Airbus, cible de plusieurs cyberattaques

D’après l’AFP, plusieurs sous-traitants du constructeur aéronautique Airbus ont été la cible de nombreuses attaques informatiques depuis un an. Les pirates auraient pénétré le réseau informatique de ces entreprises avec un but bien précis. En effet, les données affectées par ce piratage concernaient des informations sur la motorisation de l’A400M, un avion de transport militaire, disposant d’un des turbopropulseurs les plus puissants au monde. Sont également concernées des informations sur la motorisation du gros porteur A350 et des données relatives à l’ensemble des système électroniques aidant au pilotage : l’avionique.

Les sous-traitants concernés par ces attaques sont le groupe français de conseil en technologie Expleo (anciennement Assystem), le motoriste britannique Rolls-Royce et deux sous-traitants français d’Airbus non identifiés par l’AFP.

4 attaques au cours des 12 derniers mois

Une attaque contre Expleo a été découverte à la fin de l’année 2018, mais l’infection semblait déjà être présente depuis un moment. Cette dernière visait le VPN de l’entreprise, la connectant à Airbus. Pénétrer ce réseau privé et chiffré ouvrait ainsi les portes de toutes les parties du réseau.

Les 4 attaques ont suivi le même schéma : infiltrer le sous-traitant puis profiter de ses accès pour entrer en son nom chez le géant de l’aéronautique.
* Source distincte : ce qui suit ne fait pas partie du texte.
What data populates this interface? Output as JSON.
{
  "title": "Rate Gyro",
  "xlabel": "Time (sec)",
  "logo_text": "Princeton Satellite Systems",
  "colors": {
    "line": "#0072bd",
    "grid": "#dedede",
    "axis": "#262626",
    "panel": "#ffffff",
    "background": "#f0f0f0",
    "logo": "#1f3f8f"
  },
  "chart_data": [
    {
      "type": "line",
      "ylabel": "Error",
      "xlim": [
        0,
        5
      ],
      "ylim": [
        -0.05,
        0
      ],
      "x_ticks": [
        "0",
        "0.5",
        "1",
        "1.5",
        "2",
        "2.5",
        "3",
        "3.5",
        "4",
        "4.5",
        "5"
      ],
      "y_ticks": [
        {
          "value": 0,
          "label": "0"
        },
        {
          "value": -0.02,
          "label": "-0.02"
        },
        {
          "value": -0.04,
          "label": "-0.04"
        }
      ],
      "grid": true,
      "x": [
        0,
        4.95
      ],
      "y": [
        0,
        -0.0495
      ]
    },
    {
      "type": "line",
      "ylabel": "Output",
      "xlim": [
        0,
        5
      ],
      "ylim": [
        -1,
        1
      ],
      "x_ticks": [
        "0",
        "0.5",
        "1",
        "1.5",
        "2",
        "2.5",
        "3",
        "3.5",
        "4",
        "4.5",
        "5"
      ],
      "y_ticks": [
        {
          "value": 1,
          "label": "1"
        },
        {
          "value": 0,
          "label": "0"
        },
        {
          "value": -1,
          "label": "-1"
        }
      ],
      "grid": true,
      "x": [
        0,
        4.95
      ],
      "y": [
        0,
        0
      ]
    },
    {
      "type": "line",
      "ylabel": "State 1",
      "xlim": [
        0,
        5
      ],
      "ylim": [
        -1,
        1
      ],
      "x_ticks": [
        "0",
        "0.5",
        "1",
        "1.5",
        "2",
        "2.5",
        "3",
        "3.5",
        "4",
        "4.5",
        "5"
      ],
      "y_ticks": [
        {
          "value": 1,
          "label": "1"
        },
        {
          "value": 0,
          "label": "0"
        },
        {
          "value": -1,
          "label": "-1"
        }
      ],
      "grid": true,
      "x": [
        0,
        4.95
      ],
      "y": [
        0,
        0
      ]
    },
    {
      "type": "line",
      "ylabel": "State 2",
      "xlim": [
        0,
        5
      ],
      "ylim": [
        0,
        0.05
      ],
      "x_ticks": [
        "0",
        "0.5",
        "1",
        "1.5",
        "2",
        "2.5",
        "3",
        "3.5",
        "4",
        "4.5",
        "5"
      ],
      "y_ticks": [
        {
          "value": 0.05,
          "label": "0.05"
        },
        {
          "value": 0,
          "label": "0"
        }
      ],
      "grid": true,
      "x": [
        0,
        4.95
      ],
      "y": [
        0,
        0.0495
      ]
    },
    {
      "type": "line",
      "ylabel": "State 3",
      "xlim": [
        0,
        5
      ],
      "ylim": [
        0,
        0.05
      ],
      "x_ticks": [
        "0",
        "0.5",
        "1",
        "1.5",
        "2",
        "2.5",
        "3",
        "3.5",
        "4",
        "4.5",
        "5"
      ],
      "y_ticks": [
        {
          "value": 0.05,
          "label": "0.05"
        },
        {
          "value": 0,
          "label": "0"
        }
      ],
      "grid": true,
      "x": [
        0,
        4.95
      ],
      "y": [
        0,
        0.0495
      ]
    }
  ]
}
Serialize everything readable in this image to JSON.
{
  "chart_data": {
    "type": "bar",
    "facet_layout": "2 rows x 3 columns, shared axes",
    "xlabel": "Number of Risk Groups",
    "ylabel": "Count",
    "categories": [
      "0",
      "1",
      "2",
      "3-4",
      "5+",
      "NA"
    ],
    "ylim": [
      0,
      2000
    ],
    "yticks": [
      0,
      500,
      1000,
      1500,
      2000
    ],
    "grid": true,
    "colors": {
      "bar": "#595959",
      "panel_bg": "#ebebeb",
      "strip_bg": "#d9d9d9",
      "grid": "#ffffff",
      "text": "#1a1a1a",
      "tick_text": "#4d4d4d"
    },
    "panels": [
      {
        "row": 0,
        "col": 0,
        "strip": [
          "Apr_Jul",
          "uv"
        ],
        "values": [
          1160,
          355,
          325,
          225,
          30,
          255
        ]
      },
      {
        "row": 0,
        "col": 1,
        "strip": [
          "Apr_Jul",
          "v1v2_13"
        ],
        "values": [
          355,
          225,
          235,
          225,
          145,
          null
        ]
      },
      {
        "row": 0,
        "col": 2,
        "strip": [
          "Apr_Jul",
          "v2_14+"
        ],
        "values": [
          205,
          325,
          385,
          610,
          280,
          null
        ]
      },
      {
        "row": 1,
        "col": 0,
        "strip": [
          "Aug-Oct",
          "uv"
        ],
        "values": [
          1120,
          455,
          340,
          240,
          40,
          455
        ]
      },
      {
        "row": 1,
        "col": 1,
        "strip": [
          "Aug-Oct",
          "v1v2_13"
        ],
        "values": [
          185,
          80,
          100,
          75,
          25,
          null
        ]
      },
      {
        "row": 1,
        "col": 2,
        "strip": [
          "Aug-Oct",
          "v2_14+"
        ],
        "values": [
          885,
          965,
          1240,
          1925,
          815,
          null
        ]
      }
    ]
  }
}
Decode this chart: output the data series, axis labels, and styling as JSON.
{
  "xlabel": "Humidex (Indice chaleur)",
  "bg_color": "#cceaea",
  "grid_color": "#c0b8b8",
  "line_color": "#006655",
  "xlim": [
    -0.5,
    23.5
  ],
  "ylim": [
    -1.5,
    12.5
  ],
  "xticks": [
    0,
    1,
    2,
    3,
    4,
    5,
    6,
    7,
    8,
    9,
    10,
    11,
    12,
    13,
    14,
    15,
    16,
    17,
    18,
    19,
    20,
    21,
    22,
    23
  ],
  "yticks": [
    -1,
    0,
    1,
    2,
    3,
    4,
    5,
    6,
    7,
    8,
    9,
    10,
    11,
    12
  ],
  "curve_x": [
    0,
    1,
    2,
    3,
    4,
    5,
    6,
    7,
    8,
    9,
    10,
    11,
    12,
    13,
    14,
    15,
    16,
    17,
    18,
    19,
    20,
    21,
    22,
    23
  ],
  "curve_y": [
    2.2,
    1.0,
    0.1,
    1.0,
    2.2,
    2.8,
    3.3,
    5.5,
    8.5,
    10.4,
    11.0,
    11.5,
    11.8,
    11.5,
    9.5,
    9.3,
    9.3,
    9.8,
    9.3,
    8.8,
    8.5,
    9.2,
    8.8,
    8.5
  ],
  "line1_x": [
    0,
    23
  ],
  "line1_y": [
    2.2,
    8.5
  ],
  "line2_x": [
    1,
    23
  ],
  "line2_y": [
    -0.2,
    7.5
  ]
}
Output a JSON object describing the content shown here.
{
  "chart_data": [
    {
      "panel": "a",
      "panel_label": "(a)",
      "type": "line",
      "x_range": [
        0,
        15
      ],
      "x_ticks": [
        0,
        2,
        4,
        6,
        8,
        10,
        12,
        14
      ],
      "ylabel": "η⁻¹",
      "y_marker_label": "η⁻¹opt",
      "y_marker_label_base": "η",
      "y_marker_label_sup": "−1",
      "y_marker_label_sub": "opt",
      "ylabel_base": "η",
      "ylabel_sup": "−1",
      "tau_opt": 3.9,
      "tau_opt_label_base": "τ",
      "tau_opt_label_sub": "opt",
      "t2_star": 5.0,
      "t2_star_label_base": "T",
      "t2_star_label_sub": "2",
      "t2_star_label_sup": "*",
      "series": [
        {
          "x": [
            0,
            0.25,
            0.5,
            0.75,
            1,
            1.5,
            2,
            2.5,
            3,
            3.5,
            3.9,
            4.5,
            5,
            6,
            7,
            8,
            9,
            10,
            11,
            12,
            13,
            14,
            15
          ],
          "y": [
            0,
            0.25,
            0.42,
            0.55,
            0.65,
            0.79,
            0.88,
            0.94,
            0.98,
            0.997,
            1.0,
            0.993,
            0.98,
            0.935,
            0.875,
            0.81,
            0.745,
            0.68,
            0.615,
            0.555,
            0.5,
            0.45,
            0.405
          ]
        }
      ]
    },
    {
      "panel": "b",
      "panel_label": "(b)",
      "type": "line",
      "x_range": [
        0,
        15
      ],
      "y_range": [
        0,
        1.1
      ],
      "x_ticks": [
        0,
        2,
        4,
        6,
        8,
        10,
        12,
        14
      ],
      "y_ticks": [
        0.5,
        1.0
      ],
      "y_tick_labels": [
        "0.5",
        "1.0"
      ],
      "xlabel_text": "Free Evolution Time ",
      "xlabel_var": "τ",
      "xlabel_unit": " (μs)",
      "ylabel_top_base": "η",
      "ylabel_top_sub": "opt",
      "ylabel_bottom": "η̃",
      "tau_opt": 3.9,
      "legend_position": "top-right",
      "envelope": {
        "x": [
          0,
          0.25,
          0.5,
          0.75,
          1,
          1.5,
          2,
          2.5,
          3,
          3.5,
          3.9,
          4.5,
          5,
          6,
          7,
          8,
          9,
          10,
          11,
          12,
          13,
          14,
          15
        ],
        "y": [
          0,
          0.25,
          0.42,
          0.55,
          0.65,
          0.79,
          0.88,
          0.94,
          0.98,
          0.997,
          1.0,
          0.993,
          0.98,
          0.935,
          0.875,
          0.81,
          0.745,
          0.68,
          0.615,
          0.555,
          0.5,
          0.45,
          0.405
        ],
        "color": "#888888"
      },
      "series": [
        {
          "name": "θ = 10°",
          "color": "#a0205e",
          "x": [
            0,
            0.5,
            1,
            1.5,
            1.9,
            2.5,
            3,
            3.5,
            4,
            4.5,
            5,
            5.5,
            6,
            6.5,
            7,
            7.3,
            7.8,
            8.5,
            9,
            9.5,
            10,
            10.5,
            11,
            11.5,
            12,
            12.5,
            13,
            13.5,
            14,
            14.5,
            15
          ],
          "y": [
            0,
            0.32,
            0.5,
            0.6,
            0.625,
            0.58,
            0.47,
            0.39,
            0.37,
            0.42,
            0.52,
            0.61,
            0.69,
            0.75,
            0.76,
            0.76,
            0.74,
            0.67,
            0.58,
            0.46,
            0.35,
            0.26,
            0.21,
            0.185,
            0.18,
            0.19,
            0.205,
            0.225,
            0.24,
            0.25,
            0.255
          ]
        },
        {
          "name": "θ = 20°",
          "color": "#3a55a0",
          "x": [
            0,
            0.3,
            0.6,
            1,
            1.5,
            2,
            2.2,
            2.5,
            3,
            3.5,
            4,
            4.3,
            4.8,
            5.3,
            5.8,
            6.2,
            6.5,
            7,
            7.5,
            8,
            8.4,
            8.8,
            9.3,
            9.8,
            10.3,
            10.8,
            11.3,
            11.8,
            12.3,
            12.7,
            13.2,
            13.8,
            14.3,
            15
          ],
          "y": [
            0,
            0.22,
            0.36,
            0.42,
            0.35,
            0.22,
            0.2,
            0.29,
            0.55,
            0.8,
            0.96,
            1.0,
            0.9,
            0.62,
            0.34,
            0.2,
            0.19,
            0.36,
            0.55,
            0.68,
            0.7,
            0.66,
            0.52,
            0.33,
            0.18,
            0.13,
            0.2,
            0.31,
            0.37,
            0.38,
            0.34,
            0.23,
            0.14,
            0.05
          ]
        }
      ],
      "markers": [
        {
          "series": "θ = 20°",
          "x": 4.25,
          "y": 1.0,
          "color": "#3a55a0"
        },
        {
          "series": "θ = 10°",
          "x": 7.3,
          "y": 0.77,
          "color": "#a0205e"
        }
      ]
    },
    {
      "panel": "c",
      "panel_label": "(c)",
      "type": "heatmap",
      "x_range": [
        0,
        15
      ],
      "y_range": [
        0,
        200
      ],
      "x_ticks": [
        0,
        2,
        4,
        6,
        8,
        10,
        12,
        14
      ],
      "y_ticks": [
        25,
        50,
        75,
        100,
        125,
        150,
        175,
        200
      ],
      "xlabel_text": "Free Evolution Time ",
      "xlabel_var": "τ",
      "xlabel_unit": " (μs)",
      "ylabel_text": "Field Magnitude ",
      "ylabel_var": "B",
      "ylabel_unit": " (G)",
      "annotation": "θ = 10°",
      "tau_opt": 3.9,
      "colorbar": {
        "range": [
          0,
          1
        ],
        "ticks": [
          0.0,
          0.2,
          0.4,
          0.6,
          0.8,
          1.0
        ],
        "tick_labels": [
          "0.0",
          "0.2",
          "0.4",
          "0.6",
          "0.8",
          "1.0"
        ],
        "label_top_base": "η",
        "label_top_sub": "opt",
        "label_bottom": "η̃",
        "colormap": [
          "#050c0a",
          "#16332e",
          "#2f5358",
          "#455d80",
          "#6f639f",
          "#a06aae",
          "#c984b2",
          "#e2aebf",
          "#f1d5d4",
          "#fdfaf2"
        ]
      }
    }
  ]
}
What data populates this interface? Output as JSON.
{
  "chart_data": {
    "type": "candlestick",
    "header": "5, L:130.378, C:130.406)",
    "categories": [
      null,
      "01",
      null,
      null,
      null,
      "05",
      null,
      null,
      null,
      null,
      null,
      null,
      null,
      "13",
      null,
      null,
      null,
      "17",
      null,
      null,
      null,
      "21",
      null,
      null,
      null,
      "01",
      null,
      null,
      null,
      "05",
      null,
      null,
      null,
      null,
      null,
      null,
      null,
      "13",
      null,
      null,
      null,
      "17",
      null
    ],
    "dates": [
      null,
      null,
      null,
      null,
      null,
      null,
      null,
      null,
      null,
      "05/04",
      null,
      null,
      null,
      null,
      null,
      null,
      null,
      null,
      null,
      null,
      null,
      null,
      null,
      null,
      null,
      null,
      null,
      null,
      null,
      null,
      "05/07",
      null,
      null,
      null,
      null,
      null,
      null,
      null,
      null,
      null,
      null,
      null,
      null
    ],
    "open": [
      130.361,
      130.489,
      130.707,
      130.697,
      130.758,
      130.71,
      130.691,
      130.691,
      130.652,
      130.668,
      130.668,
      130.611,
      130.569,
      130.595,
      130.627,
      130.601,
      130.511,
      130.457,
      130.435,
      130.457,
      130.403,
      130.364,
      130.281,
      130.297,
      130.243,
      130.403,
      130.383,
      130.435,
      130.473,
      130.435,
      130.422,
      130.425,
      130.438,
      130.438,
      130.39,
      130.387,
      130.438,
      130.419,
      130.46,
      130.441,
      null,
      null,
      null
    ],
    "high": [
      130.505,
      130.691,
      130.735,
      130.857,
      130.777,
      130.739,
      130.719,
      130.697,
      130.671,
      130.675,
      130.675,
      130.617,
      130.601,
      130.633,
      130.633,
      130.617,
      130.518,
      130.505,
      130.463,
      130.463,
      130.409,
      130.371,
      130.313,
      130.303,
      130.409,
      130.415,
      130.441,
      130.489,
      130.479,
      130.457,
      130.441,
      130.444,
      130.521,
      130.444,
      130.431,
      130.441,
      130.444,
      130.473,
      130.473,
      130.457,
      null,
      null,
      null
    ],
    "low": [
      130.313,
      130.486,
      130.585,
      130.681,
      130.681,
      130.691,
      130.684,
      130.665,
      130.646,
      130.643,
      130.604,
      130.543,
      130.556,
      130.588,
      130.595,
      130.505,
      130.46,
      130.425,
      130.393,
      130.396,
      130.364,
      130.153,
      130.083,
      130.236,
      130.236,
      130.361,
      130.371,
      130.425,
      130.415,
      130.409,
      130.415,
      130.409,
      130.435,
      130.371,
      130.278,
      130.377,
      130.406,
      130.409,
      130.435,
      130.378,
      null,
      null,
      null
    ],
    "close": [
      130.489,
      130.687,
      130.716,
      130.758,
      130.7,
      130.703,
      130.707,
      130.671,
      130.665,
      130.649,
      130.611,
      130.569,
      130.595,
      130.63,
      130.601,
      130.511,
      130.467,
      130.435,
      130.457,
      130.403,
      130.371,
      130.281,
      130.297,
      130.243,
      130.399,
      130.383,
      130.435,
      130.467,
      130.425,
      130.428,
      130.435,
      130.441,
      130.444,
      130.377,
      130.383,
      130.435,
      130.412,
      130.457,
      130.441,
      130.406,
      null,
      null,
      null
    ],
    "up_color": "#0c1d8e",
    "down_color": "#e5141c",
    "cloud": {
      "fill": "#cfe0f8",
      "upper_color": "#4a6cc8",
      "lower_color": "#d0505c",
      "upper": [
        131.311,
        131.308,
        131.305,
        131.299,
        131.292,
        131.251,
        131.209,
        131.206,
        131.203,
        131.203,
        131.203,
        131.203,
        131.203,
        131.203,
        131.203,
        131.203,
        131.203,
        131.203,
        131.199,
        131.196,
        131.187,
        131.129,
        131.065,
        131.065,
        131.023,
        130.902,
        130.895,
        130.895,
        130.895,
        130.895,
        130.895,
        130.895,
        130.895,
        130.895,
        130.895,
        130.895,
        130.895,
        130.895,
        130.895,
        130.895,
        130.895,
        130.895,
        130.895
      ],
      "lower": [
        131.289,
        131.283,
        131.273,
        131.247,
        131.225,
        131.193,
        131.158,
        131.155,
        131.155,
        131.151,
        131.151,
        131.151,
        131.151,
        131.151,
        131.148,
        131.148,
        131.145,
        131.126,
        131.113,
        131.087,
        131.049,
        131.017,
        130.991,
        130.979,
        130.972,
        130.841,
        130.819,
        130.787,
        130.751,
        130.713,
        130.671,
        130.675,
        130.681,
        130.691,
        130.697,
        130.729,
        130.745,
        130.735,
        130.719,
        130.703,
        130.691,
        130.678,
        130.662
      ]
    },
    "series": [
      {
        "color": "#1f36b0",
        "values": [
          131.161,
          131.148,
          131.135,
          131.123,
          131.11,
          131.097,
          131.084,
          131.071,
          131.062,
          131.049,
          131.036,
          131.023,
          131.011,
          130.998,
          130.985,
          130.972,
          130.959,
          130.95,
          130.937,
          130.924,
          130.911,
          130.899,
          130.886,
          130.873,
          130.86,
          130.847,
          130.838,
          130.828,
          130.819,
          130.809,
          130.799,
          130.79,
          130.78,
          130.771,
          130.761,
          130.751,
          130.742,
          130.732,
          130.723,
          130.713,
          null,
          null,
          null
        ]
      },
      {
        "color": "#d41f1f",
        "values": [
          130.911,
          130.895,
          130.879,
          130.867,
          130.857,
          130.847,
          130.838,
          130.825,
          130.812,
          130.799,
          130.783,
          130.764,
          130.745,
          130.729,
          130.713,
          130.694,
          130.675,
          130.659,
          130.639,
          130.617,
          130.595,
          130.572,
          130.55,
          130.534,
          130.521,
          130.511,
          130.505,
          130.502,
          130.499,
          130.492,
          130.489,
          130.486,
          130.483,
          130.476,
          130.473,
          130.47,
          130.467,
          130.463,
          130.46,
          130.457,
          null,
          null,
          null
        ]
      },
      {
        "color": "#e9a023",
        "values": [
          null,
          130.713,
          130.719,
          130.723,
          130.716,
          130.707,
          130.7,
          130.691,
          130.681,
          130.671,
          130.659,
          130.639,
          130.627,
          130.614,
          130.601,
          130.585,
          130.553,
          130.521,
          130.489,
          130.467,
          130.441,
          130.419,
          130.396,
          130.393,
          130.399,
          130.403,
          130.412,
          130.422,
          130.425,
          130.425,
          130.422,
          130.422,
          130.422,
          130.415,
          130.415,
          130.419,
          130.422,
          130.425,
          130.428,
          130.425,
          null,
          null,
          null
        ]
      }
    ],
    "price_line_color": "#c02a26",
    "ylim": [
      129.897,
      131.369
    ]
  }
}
La première des infections aurait été découverte dans la filiale britannique d’Assystem et chez Rolls-Royce, permettant ainsi de mettre à jour d’autres attaques chez Assystem France et Airbus.

Attribution difficile mais de lourds soupçons

La Chine a été la première a être montrée du doigt par la presse lors de la révélation de ces attaques. Cela fait des années que le pays essaie de mettre au point le C919, son premier moyen-courrier, mais rencontre des difficultés pour le faire certifier. De plus, la motorisation et l’avionique ne sont pas des domaines dans lesquels la Chine est reconnue à l’heure actuelle.

Cependant, il est aujourd’hui difficile d’identifier formellement la provenance de ces attaques. Certaines sources ont mentionné le collectif APT10, un groupe de cyber espionnage chinois lié aux renseignements de Pékin dans les domaines de l’intelligence économique et militaire. Un autre présumé coupable a été désigné, il s’agit du JSSD, un groupe de hackers chinois spécialisés dans l’aéronautique.

Même si tout porte à croire que la Chine est responsable de ces attaques, Airbus se trouve aujourd’hui dans une position délicate et est tiraillé entre le souhait de ne pas froisser les autorités du pays et la volonté de se priver d’un marché gigantesque où est installé une des chaines d’assemblage du groupe.